Updated:
Feb 17, 2023
“Did you ever dance with the devil in the pale moonlight?”
One thing no-one can say about Nottingham’s WBA featherweight champion, Leigh Wood, is that he does things the easy way. After turning pro in 2011, he paid his dues for a full decade before landing big opportunities. A British title win in 2021 put him on the global map. That was followed by the confusion over former WBA champ, Leo Santa Cruz’s future. With Santa Cruz inactive and dawdling, Wood won the interim world title against the odds. Now that the Mexican’s future has been confirmed to be at super-feather, the man known as ‘Leigh-thal’ has been upgraded to full champion – a proud achievement and one that can never be taken away.
Bearing in mind that his last bout, against Belfast’s mercurial talent, Michael Conlan, was a barnstormer in which both boxers hit the deck, no-one would have begrudged the 34-year-old champion a soft defence this time, even a few soft defences. Following the tried and trusted model of many fledgling world titlists – keep the belt for a while, make some money – no-one could deny he’s earned it. But that’s just not how Leigh Wood rolls.
His challenger on Saturday 18th at the Nottingham Arena, in a fight aptly billed ‘dance with the devil’ is another Mexican. Notoriously tough, as a fighting people, it’s hard to get away from them in the lower weight divisions. This particular Mexican has a lot of people talking, is ten years Wood’s junior and arguably presents a more fearsome test than Santa Cruz would have.
Mauricio ‘Bronco’ Lara is a guy rapidly growing into the role of featherweight division boogeyman. With 18 KOs from 25 wins, including a nine round destruction of former champion Josh Warrington, his punches even sound hard. Like many South Americans, Lara turned pro very young. He toughed it out, survived the baptism of fire, gained his man strength, then blossomed into a fearsome slugger. The two defeats on his record both came when he was still a teenager, while his last two fights, against decent opposition, finished within three rounds apiece. When asked for his own prediction, Lara sat with unblinking eyes and politely suggested that after fighting him, “Wood will need therapy to recover.”
The Nottingham man, for his part, accepts the challenger’s status as favourite. “That underdog mentality, not only do I thrive on it, I kind of need it, but there’s nothing he can bring that I’m not prepared for,” he told the press this week.
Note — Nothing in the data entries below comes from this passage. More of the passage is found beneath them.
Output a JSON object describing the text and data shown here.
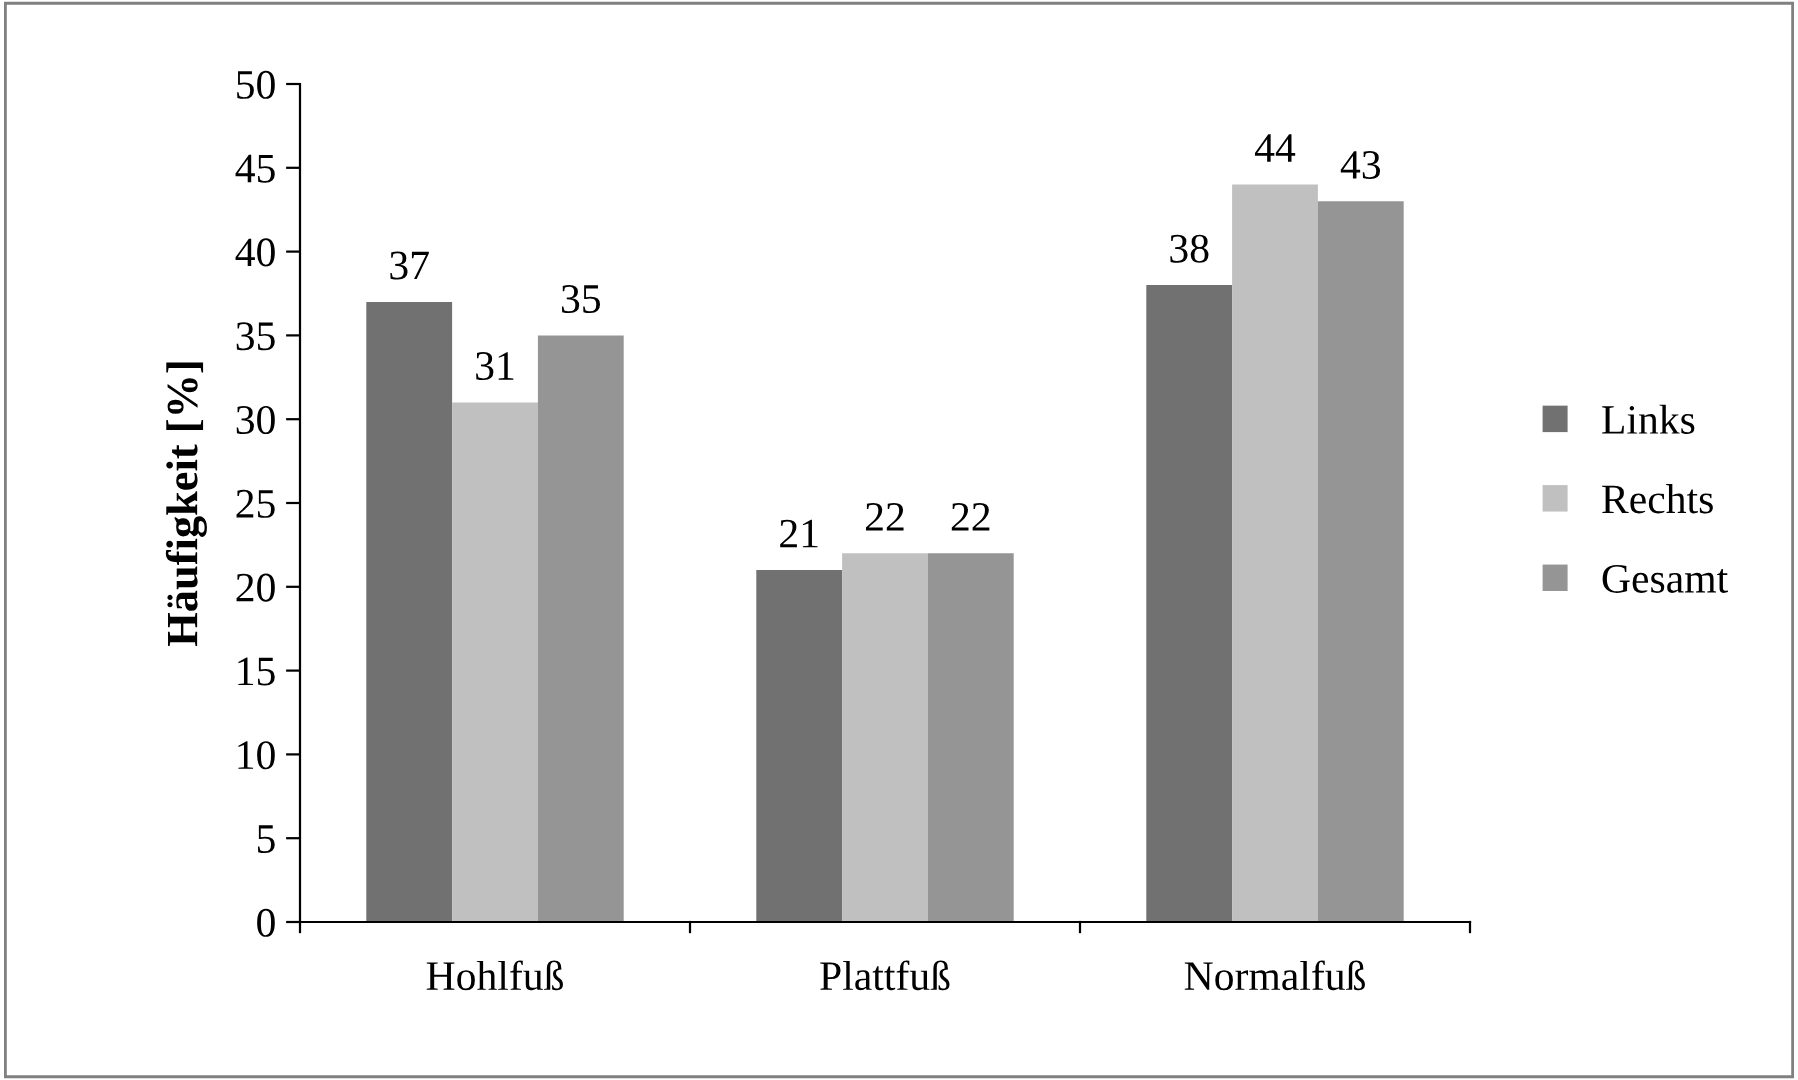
{
  "chart_data": {
    "type": "bar",
    "ylabel": "Häufigkeit [%]",
    "categories": [
      "Hohlfuß",
      "Plattfuß",
      "Normalfuß"
    ],
    "series": [
      {
        "name": "Links",
        "color": "#717171",
        "values": [
          37,
          21,
          38
        ]
      },
      {
        "name": "Rechts",
        "color": "#c0c0c0",
        "values": [
          31,
          22,
          44
        ]
      },
      {
        "name": "Gesamt",
        "color": "#959595",
        "values": [
          35,
          22,
          43
        ]
      }
    ],
    "ylim": [
      0,
      50
    ],
    "yticks": [
      0,
      5,
      10,
      15,
      20,
      25,
      30,
      35,
      40,
      45,
      50
    ],
    "grid": false,
    "legend": "right",
    "data_labels": true
  }
}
Working with trainer Ben Davison, whose own reputation is also on the line following his work with Tyson Fury and Josh Taylor, it’s a very brave fight for Wood to have taken. The real question is whether it’s a sensible one? A win would rocket him into the elite and the prospect of pay per view nights, maybe a stadium fight in his hometown. Meanwhile a loss, especially an obliteration, could well mean retirement.
World In Sport Prediction
Wood has been the underdog in each of his last three or four fights and prevailed. He is tough and fit, and capable of dragging difficult opponents into the later rounds, then capitalising when they tire, as with Conlan.
Lara appears a particularly tricky assignment though. The 24-year-old Mexican has the aura of a champion in waiting, maybe a long term one. We will have a good idea how this will pan out, when we see how Wood’s chin stands up the first time Lara lands clean.
It’s one of those fights that could go several ways. It would not surprise many if it ended in the first couple of rounds. If Wood can weather the early storm, then maybe, just maybe, he does have a chance of stopping the challenger late. That’s a big ‘if’ though.
This should be a firefight and a thoroughly entertaining one to watch. Neither man is hard to hit and both can bang, but Lara has a touch of the Mexican X factor about him.
The challenger to win by stoppage or knockout within the first six rounds.